Lisa Armony, qui est à la tête de l’Institut des affaires internationales de B’Nai Brith, estime qu’Internet a revigoré l’extrême droite canadienne. «Les hatemongers ont été les premiers à prendre conscience de la puissance d’Internet, dit-elle. Le réseau leur a donné un coup de pouce considérable et leur permet d’avoir un bien plus large public.»

Grâce au Freedom Site, par exemple, une demi-douzaine de groupes ultra-nationalistes canadiens ont pu se regrouper et mettre leurs ressources en commun. Mis à part le Canadian Patriots Network de Marc Lemire, on y retrouve le Heritage Front, une organisation «qui se consacre à la préservation et à la promotion du peuple européen»; les Citizens for Foreign Aid Reform, un organisme populiste contre l’immigration; et l’Association for Free Expression, une organisation d’extrême droite qui se donne des airs progressistes en brandissant la Charte canadienne des droits et libertés.

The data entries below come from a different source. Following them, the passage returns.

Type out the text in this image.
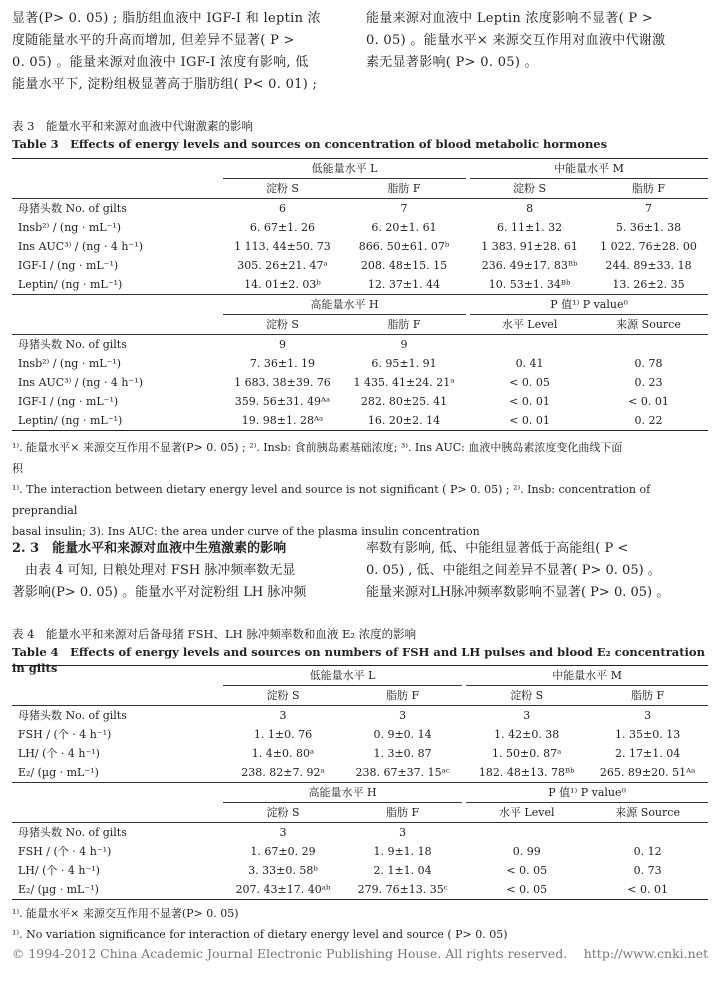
显著(P> 0. 05) ; 脂肪组血液中 IGF-Ⅰ 和 leptin 浓

度随能量水平的升高而增加, 但差异不显著( P >

0. 05) 。能量来源对血液中 IGF-Ⅰ 浓度有影响, 低

能量水平下, 淀粉组极显著高于脂肪组( P< 0. 01) ;

能量来源对血液中 Leptin 浓度影响不显著( P >

0. 05) 。能量水平× 来源交互作用对血液中代谢激

素无显著影响( P> 0. 05) 。

表 3　能量水平和来源对血液中代谢激素的影响
Table 3　Effects of energy levels and sources on concentration of blood metabolic hormones
	低能量水平 L			中能量水平 M	
	淀粉 S	脂肪 F		淀粉 S	脂肪 F
母猪头数 No. of gilts	6	7		8	7
Insb²⁾ / (ng · mL⁻¹)	6. 67±1. 26	6. 20±1. 61		6. 11±1. 32	5. 36±1. 38
Ins AUC³⁾ / (ng · 4 h⁻¹)	1 113. 44±50. 73	866. 50±61. 07ᵇ		1 383. 91±28. 61	1 022. 76±28. 00
IGF-Ⅰ / (ng · mL⁻¹)	305. 26±21. 47ᵃ	208. 48±15. 15		236. 49±17. 83ᴮᵇ	244. 89±33. 18
Leptin/ (ng · mL⁻¹)	14. 01±2. 03ᵇ	12. 37±1. 44		10. 53±1. 34ᴮᵇ	13. 26±2. 35
	高能量水平 H			P 值¹⁾ P value⁰	
	淀粉 S	脂肪 F		水平 Level	来源 Source
母猪头数 No. of gilts	9	9			
Insb²⁾ / (ng · mL⁻¹)	7. 36±1. 19	6. 95±1. 91		0. 41	0. 78
Ins AUC³⁾ / (ng · 4 h⁻¹)	1 683. 38±39. 76	1 435. 41±24. 21ᵃ		< 0. 05	0. 23
IGF-Ⅰ / (ng · mL⁻¹)	359. 56±31. 49ᴬᵃ	282. 80±25. 41		< 0. 01	< 0. 01
Leptin/ (ng · mL⁻¹)	19. 98±1. 28ᴬᵃ	16. 20±2. 14		< 0. 01	0. 22
¹⁾. 能量水平× 来源交互作用不显著(P> 0. 05) ; ²⁾. Insb: 食前胰岛素基础浓度; ³⁾. Ins AUC: 血液中胰岛素浓度变化曲线下面
积
¹⁾. The interaction between dietary energy level and source is not significant ( P> 0. 05) ; ²⁾. Insb: concentration of preprandial
basal insulin; 3). Ins AUC: the area under curve of the plasma insulin concentration
2. 3　能量水平和来源对血液中生殖激素的影响
　由表 4 可知, 日粮处理对 FSH 脉冲频率数无显
著影响(P> 0. 05) 。能量水平对淀粉组 LH 脉冲频
率数有影响, 低、中能组显著低于高能组( P <
0. 05) , 低、中能组之间差异不显著( P> 0. 05) 。
能量来源对LH脉冲频率数影响不显著( P> 0. 05) 。
表 4　能量水平和来源对后备母猪 FSH、LH 脉冲频率数和血液 E₂ 浓度的影响
Table 4　Effects of energy levels and sources on numbers of FSH and LH pulses and blood E₂ concentration in gilts
	低能量水平 L			中能量水平 M	
	淀粉 S	脂肪 F		淀粉 S	脂肪 F
母猪头数 No. of gilts	3	3		3	3
FSH / (个 · 4 h⁻¹)	1. 1±0. 76	0. 9±0. 14		1. 42±0. 38	1. 35±0. 13
LH/ (个 · 4 h⁻¹)	1. 4±0. 80ᵃ	1. 3±0. 87		1. 50±0. 87ᵃ	2. 17±1. 04
E₂/ (µg · mL⁻¹)	238. 82±7. 92ᵃ	238. 67±37. 15ᵃᶜ		182. 48±13. 78ᴮᵇ	265. 89±20. 51ᴬᵃ
	高能量水平 H			P 值¹⁾ P value⁰	
	淀粉 S	脂肪 F		水平 Level	来源 Source
母猪头数 No. of gilts	3	3			
FSH / (个 · 4 h⁻¹)	1. 67±0. 29	1. 9±1. 18		0. 99	0. 12
LH/ (个 · 4 h⁻¹)	3. 33±0. 58ᵇ	2. 1±1. 04		< 0. 05	0. 73
E₂/ (µg · mL⁻¹)	207. 43±17. 40ᵃᵇ	279. 76±13. 35ᶜ		< 0. 05	< 0. 01
¹⁾. 能量水平× 来源交互作用不显著(P> 0. 05)
¹⁾. No variation significance for interaction of dietary energy level and source ( P> 0. 05)
© 1994-2012 China Academic Journal Electronic Publishing House. All rights reserved.　 http://www.cnki.net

Le Freedom Site dispose aussi d’un groupe de discussion, et vous permet d’écouter Radio Freedom, une radio qui diffuse exclusivement sur Internet. «Conçue uniquement pour ceux qui aiment la liberté», selon ses créateurs, Radio Freedom diffuse, entre autres, les discours de David Duke, politicien républicain américain qui fraie avec le KKK. Vous pouvez aussi y lire les textes de «chroniqueurs controversés» comme Pelo, Joe Lockhart, l’éditeur du magazine Trumpet of Truth, et J. Phillippe Rushton, prof de droit à l’University of Western Ontario et fervent adepte de l’eugénisme.

Interdire ou pas
Faut-il clouer le bec aux groupes d’extrême droite canadiens et les empêcher de tenir leurs discours haineux sur le Net? C’est ce que pensent le Simon Wiesenthal Center de Los Angeles et la Ligue des droits de l’Homme B’Nai Brith, qui ont réussi à convaincre BC Tel de ne pas renouveler le contrat de son client qui hébergeait le site de Marc Lemire.
Ce dernier a donc perdu coup sur coup ses fournisseurs d’accès en Ontario et en Colombie-Britannique. Pourtant, le Freedom Site est toujours accessible sur le Net. Et il risque bien de le rester à tout jamais, car peu importent les décisions rendues par les autorités canadiennes, le jeune homme pourra toujours trouver un moyen d’éditer ses propos sur la Toile.
La Commission canadienne des droits de la personne désire elle aussi interdire les propos haineux sur le Net. «L’article 13 de la Loi canadienne des droits de la personne interdit l’utilisation des lignes téléphoniques pour diffuser des messages haineux, explique Lise Dessaint, porte-parole de la Commission. Comme les modems fonctionnent par le biais de lignes téléphoniques, la Commission est d’avis que les messages haineux diffusés sur Internet doivent être considérés comme des communications téléphoniques.»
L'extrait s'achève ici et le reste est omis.